Who is this “her”, by the way? I don’t know anymore. I’m afraid I’ve started to love an ideal. I think I’ve fallen in love with an archetype. I project this archetype onto others, and use them as a medium for my love. At least, that’s what I think I am doing. I wouldn’t know. It seems to be that every attempted relationship from four years ago to now has been nothing but unhealthy and unrequited, and so I’ve developed a surrogate. Maybe this is changing. Maybe it’s different with Bethany right now. Maybe I’m actually liking her for her and I’m being an idiot for keeping my distance. Maybe I’m too concerned with what she might think about me that I’m blowing things out of proportion and denying myself any chance at all. I can’t recall the last time I liked somebody and didn’t feel shitty every time I left that person. I can’t recall the last time I liked somebody and was happy to be around them. I think this is the closest to a healthy fondness I’ve ever had, but it’s something I’m not willing to commit to until I know if I’m liking her or this archetype.

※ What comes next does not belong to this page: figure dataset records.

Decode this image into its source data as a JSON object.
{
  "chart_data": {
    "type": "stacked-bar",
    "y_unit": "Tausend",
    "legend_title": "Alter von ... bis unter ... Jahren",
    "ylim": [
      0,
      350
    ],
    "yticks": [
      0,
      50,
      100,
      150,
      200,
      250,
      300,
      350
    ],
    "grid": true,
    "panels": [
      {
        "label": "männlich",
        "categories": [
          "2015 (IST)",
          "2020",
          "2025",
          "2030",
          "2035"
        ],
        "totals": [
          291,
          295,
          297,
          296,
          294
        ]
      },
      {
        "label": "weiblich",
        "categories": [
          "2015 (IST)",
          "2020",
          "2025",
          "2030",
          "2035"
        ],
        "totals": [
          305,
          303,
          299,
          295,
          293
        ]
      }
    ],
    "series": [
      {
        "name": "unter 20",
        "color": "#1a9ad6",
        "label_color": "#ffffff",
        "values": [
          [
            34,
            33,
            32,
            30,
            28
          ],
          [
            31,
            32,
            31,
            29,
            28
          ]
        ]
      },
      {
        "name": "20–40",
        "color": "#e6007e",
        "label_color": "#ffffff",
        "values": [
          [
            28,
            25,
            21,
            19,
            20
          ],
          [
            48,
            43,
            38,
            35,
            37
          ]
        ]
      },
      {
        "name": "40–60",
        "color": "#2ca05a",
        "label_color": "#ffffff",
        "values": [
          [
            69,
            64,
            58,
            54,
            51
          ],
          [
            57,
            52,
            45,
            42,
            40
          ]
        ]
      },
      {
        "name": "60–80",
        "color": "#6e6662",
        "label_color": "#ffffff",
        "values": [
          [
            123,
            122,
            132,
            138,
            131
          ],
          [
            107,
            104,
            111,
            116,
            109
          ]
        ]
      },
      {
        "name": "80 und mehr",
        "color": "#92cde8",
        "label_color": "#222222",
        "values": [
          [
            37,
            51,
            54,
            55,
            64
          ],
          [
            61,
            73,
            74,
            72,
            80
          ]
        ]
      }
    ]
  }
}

I really need to sit down and think about it. Or maybe I don’t. Maybe I need to stop thinking and do something. I’m still too hesitant.
Speaking of that, when I come away from each ended relationship, I carry the scars with it. There is a stigma there. Yes, I’m afraid of rejection. Yes, I’m hesitant because of it. Yes, I put up walls because of it. I’m almost positive my reluctance to commit to liking an archetype is another defense mechanism I’ve developed. Each time I try for another relationship, it takes more energy to get past the stigmas, to ignore the scars, to tear down the walls. “Get the fuck over it”. That’s the breakthrough I strive for each time. That’s the phrase I have to bring myself to realize. It’s so much harder to realize it each time, although the process should be more familiar to me with each passing attempt.
And the INTERNAL DIALOGUE! Man, when I really meet a girl I like, my mind goes blank. My head is racing, it’s full of thoughts, but I can’t think of anything to say. My mouth dries up, but inside my head there is a storm. Just like this journal. Ask me what is love, and I wouldn’t be able to tell you. But in my head there is so much to say. But it is a fleeting concept. By the time I get it into words, it is gone.
Now that I think about it, I don’t think I could provide a synopsis. I can’t cut this down into pieces and explain it step by step. I couldn’t squish the meaning down into a few sentences. To do that would be to distort it, to mutilate it. It was hard enough for me to scrape the insides of my mind for this meaning right here. And I’m not done…but for this year I am.
This year, love is to be determined.